KAR5585 is a first-in-class, selective inhibitor of tryptophan hydroxylase 1 (TPH1) designed to reduce peripheral serotonin (5-HT) and 5-HT-associated vascular remodeling and fibrosis that are the hallmarks of PAH. Karos has completed the single ascending dose portion of its 120-patient Phase 1 clinical trial in healthy volunteers and is now conducting the multiple ascending dose portion of the study, with the goal of reporting results from the Phase 1 program in the middle of this year.
Biomarkers incorporated into the multiple-dose portion of the study are expected to provide insight into the mechanism of action of the drug and the dose-range needed for reduction of peripheral 5-HT. Based on this progress, the Company anticipates commencing a Phase 2 study of KAR5585 as a once-a-day treatment in patients with PAH.
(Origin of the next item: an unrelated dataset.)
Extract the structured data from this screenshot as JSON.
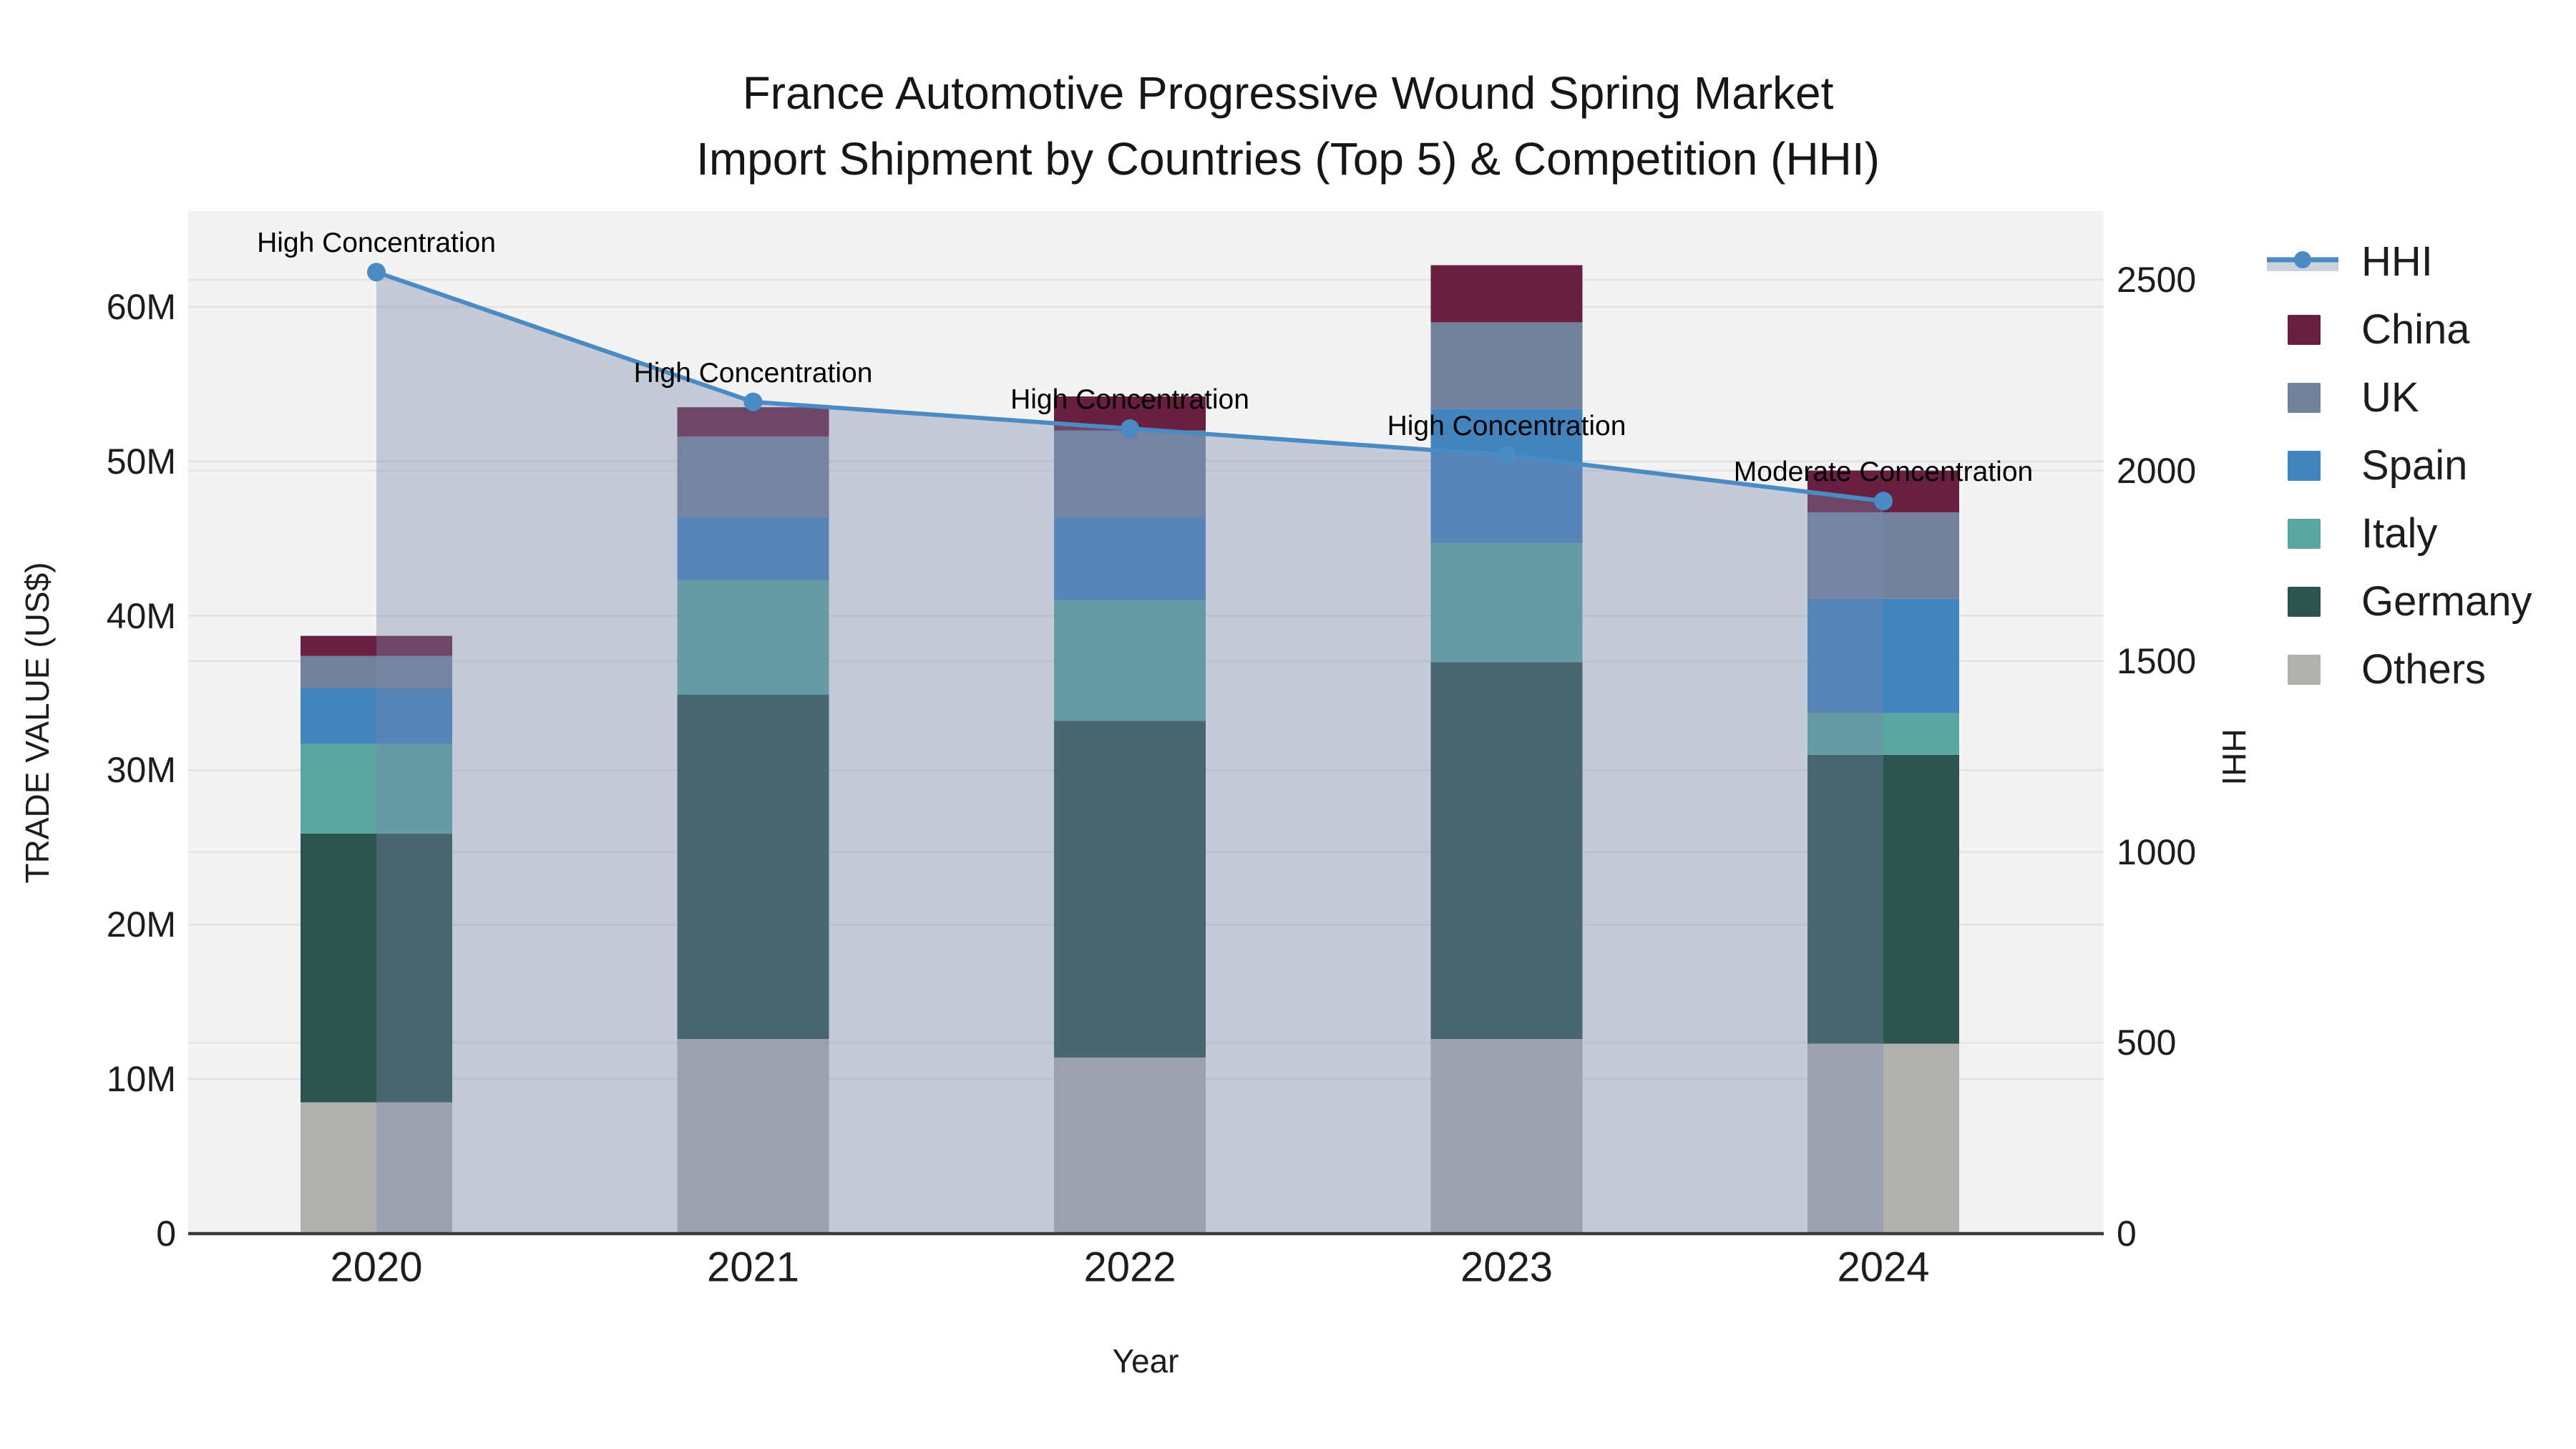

Lewis J. Rubin, MD, Emeritus Director of Pulmonary and Critical Care and Professor of Medicine, University of California, San Diego School of Medicine, stated, "PAH is a uniformly fatal disease if left untreated, and while there are current treatments available, they do not halt or reverse the primary pathophysiology underlying disease progression. Critically important will be to develop new treatments that can alter the course of disease and deliver improvements in patient survival and quality of life. Based on the early evidence to date, I believe that peripheral serotonin modulation holds great potential, and I look forward to the further advancement of Karos’ program."
Peter U. Feig, MD, Karos’ Chief Medical Officer, commented, "Karos is dedicated to discovering and developing novel therapies that address the role of dysregulated peripheral serotonin seen in diseases associated with tissue fibrosis and inflammation. With PAH as our lead disease target, we are also advancing programs in pulmonary fibrosis unrelated to PAH, other diseases associated with fibrosis, and carcinoid syndrome. Our goal is to have proof-of-concept studies in two or more indications in 2017."
About KAR5585
KAR5585 is designed to selectively modulate peripheral serotonin biosynthesis, reducing disease-related vascular remodeling, vasoconstriction, and inflammation. Discovered at Karos, KAR5585 has been shown in preclinical studies to reduce vascular remodeling and vascular occlusions in a dose-dependent manner when used for treatment or prevention of the disease pathophysiology in in vivo models of PAH.
KAR5585 delivered orally either in a preventive or in a therapeutic modality, reduced pulmonary arterial hypertension in the preclinical models. KAR5585 also has been studied in preclinical models in combination with agents currently used as standard-of-care (SOC) therapies for PAH, demonstrating substantial lowering of pulmonary arterial hypertension and improvement of pulmonary arterial remodeling both as compared to SOC treatments and in conjunction with those treatments,
The ongoing first-in-human Phase 1 clinical program for KAR5585, expected to enroll a total of 120 healthy volunteers, is designed to evaluate safety and tolerability as primary endpoints and measure biomarkers as proof of mechanism.
Following completion of both single and multiple dose ascending portions of the Phase 1 study, Karos expects to initiate a double-blind, randomized Phase 2 trial. In October 2015 Karos received U.S. FDA Orphan Disease Designation for KAR5585 in PAH.